You've heard of Downtown Disney. What about Downtown Busch?

Do we want to be the innovators, he asks in that caffeinated Mark Sharpe way, or just support staff for the innovators? Why did Forbes list us rock bottom for commuting? How come we don't make the top 20 as a place friendly for startups?

And why doesn't "Tampa Bay" immediately invoke what-a-neat-town status like Seattle or Austin, Texas?

So he gets called Chicken Little. Mr. The-Sky-Is-Falling.

"People get mad at me — 'Why are you so down on Tampa?' " he says, and okay, so folks can get like that if they think you're calling where they live a sleepy little burg.

But if you listen, it turns out that he's saying just the opposite. He's actually talking about making sure we, too, ride the "economic renaissance" he is sure is coming.

Yes, Sharpe is still a true transit believer in the name of bringing in people and jobs (and maybe even medical tourism), but in a different way than that failed rail push. You need plenty of private partners in the mix, he says now.

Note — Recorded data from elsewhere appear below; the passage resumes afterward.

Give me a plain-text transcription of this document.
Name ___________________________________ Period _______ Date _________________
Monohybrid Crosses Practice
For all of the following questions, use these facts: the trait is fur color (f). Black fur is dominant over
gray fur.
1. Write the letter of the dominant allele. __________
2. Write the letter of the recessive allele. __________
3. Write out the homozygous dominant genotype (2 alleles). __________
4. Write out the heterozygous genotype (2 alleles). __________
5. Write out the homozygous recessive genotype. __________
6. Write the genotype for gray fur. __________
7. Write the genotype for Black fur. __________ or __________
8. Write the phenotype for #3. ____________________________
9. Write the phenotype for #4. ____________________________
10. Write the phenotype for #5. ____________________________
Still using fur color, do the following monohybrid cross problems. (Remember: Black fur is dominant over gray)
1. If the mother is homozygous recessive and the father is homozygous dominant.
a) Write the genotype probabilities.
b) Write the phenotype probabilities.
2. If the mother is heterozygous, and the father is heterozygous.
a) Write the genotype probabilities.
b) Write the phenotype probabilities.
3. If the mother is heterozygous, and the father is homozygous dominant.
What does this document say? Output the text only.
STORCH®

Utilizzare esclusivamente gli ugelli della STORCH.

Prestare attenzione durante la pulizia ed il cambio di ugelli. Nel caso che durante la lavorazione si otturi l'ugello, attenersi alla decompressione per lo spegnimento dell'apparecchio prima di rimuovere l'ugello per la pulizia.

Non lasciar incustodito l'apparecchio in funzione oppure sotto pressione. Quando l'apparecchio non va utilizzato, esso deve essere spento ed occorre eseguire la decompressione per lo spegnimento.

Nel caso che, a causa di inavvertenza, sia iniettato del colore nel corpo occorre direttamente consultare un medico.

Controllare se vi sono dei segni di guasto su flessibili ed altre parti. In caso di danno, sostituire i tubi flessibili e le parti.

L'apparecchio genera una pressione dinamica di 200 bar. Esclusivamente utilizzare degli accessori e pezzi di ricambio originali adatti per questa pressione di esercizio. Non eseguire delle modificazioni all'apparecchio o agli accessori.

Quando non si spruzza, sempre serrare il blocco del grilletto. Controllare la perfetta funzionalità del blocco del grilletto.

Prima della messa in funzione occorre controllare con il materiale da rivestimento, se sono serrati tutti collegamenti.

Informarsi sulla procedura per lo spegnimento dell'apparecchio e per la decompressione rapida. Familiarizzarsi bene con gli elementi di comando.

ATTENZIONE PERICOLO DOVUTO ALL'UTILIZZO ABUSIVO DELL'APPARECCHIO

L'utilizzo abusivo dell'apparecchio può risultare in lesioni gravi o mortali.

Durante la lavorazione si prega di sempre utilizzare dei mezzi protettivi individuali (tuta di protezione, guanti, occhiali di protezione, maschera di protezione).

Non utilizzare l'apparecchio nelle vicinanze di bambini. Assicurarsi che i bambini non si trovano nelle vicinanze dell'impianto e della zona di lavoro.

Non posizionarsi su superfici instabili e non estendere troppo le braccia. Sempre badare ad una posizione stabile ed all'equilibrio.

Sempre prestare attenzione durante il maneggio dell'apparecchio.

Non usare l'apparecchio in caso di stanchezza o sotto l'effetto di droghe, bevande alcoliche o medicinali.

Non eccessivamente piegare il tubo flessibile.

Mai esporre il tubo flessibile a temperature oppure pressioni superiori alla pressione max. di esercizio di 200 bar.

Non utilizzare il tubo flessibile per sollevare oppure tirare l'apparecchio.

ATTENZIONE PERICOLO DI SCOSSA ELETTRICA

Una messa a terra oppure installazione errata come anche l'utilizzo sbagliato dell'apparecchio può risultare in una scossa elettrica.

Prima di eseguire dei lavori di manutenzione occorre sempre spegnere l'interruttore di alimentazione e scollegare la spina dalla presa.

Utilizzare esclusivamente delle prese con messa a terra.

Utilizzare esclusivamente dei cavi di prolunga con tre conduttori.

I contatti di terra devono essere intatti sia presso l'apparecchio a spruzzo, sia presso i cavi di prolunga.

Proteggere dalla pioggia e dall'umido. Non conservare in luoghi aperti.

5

"It's not going to be an old-school system where government walks in and basically pays for it through traditional tax," he says, having experienced exactly how voters feel about that particular model.

It has been interesting to watch Sharpe evolve into the kind of politician who would back a domestic partner registry because he thought it would be good for Hillsborough County, even if it didn't necessarily fit his party's to-do list.

Just last week, as his eight years on the commission come to an end in 2014 when he is term-limited out, he at last won the chairmanship — a job he has wanted.

Rumor has him running for Tampa mayor once Bob Buckhorn can't run again, or maybe City Council. Maybe he'll get a job in the private sector that allows him to keep pushing the kind of projects he is absolutely sure we are capable of.

If only we would listen to a guy with crazy ideas — who, as it turns out, is not saying the sky is falling, but that it could just be the limit.